Las relaciones entre los riffianos y los españoles nunca han sido sinceramente cordiales. Se alternaron períodos de desconfianza y hostilidad, a veces graves, como en 1909, cuando 250 soldados murieron en el barranco del Barranco del Lobo, lo que desató las grandes manifestaciones en Barcelona que culminaron con la Semana Trágica.

Las relaciones continuaron de esta manera hasta 1920. En ese momento, el comandante general de Melilla era el general Fernández Silvestre, hombre avezado, incontrolable y amigo del rey. Sin tener en cuenta las órdenes de prudencia y moderación de los superiores, invadió el Rif con sorprendente rapidez y acierto. Alfonso XIII le envió un famoso telegrama que no ha sido encontrado, pero cuya autenticidad ha sido atestiguada por Jaime de Capmany en ABC. Decía “olé tus cojones”. Una manera impopular, económicamente insoportable, nauseabunda de promover la continuación de la aventura colonialista, con pies de barro. Silvestre sembró el territorio conquistado de fortines, precarios fuertes defendidos por pequeñas guarniciones. Había más de cien posiciones aisladas que cubrían 5.000 kilómetros cuadrados, con serias dificultades en el suministro de agua, municiones y alimentos. Las tropas españolas estaban mal equipadas, armadas y alimentadas, debido a la indolencia, ineptitud y corrupción de muchos comandantes y gobernantes. Abd el Krim, líder del Rif Kabyles, supo combinar el fervor atávico de la yihad con el ardor popular de la guerra de liberación. Ataca en todas las líneas, que sucumben en 72 horas, rodeando a Silvestre en Annual. Cuando el general ordenó la retirada, se convirtió en una fuga desordenada de pánico, desmoralización e indisciplina, los rifanos masacrando a hombres que huían, desarmados, exhaustos, hambrientos y sedientos. Silvestre murió todo el año y su cuerpo nunca fue encontrado. 300 generales, Fueron hechos prisioneros jefes y oficiales y Abd el Krim exigió por ellos cuatro millones de pesetas, que finalmente fue pagado por el industrial Horacio Echevarrieta. Alfonso XIII, en un gesto de inhumanidad que lo califica, se limita a decir “qué piel de gallina tengo en la cara”.

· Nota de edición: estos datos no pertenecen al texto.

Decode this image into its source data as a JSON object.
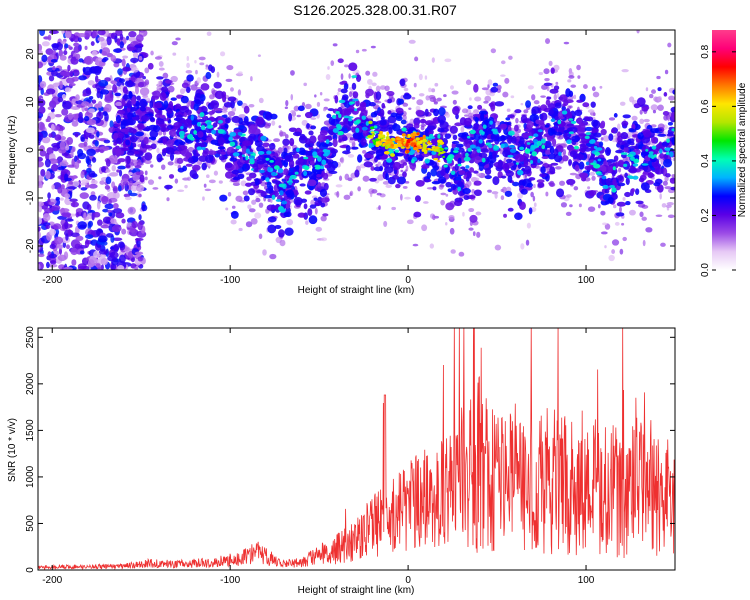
{
  "title": "S126.2025.328.00.31.R07",
  "chart_data": [
    {
      "type": "heatmap",
      "name": "spectrogram",
      "xlabel": "Height of straight line (km)",
      "ylabel": "Frequency (Hz)",
      "xlim": [
        -208,
        150
      ],
      "ylim": [
        -25,
        25
      ],
      "xticks": [
        -200,
        -100,
        0,
        100
      ],
      "yticks": [
        -20,
        -10,
        0,
        10,
        20
      ],
      "ridge": {
        "x": [
          -208,
          -190,
          -170,
          -150,
          -140,
          -130,
          -120,
          -110,
          -100,
          -90,
          -80,
          -70,
          -60,
          -50,
          -40,
          -30,
          -20,
          -10,
          0,
          10,
          20,
          28,
          35,
          45,
          55,
          65,
          75,
          85,
          95,
          105,
          112,
          120,
          130,
          140,
          150
        ],
        "y": [
          3,
          4,
          5,
          6,
          7,
          5,
          4,
          5,
          2,
          -1,
          -3,
          -8,
          -2,
          -4,
          6,
          7,
          3,
          1,
          2,
          1,
          0,
          -4,
          -1,
          3,
          1,
          -2,
          2,
          5,
          3,
          -1,
          -7,
          -3,
          -1,
          0,
          2
        ]
      },
      "colorbar": {
        "label": "Normalized spectral amplitude",
        "range": [
          0.0,
          0.88
        ],
        "ticks": [
          0.0,
          0.2,
          0.4,
          0.6,
          0.8
        ],
        "tick_labels": [
          "0.0",
          "0.2",
          "0.4",
          "0.6",
          "0.8"
        ],
        "colors": [
          "#ffffff",
          "#e6c8f5",
          "#9b4be6",
          "#5a00e6",
          "#0000ff",
          "#00b4ff",
          "#00ffb4",
          "#00e600",
          "#b4e600",
          "#ffe600",
          "#ff7800",
          "#ff0000",
          "#ff0078",
          "#ff3c8c"
        ]
      }
    },
    {
      "type": "line",
      "name": "snr",
      "xlabel": "Height of straight line (km)",
      "ylabel": "SNR (10 * v/v)",
      "xlim": [
        -208,
        150
      ],
      "ylim": [
        0,
        2600
      ],
      "xticks": [
        -200,
        -100,
        0,
        100
      ],
      "yticks": [
        0,
        500,
        1000,
        1500,
        2000,
        2500
      ],
      "color": "#ee3030",
      "envelope": {
        "x": [
          -208,
          -180,
          -160,
          -145,
          -130,
          -110,
          -95,
          -85,
          -80,
          -70,
          -60,
          -50,
          -40,
          -30,
          -20,
          -10,
          0,
          10,
          20,
          30,
          40,
          50,
          60,
          70,
          80,
          90,
          100,
          110,
          120,
          130,
          140,
          150
        ],
        "y": [
          35,
          40,
          45,
          80,
          70,
          90,
          130,
          220,
          160,
          80,
          90,
          180,
          250,
          350,
          520,
          620,
          750,
          850,
          900,
          1050,
          1150,
          1000,
          950,
          900,
          950,
          1000,
          850,
          900,
          800,
          900,
          800,
          850
        ]
      }
    }
  ]
}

La investigación de las responsabilidades del desastre se encomienda al general Picasso, tío abuelo del genial pintor. Se le negaron los documentos militares y se le prohibió investigar con las más altas autoridades. Sin embargo, Picasso elaboró ​​un dossier riguroso que va más allá de estos límites. Además, se abrió un debate parlamentario sobre la responsabilidad, y se conoció que la oposición no perdonaría la implicación del monarca. El golpe de Estado de Primo de Rivera, capitán general de Cataluña, con el apoyo de Alfonso XIII, suspendió sine die el debate. El Consejo Supremo de Guerra y Marina continúa el examen del expediente para determinar las responsabilidades militares, sobre la base del expediente Picasso, y solo condena al general Berenguer, superior de Silvestre, a la pena leve de cese. que el rey amnistía inmediatamente. Luego vino la República, el rey se fue y finalmente la Corte Suprema tuvo que sobreseer el caso de cosa juzgada por la justicia militar. Legalmente pudo haber sido inevitable, pero la impunidad desvergonzada de quienes causaron tantas muertes y sufrimientos innecesarios, que hoy merecen nuestro respeto y memoria, es escandalosa.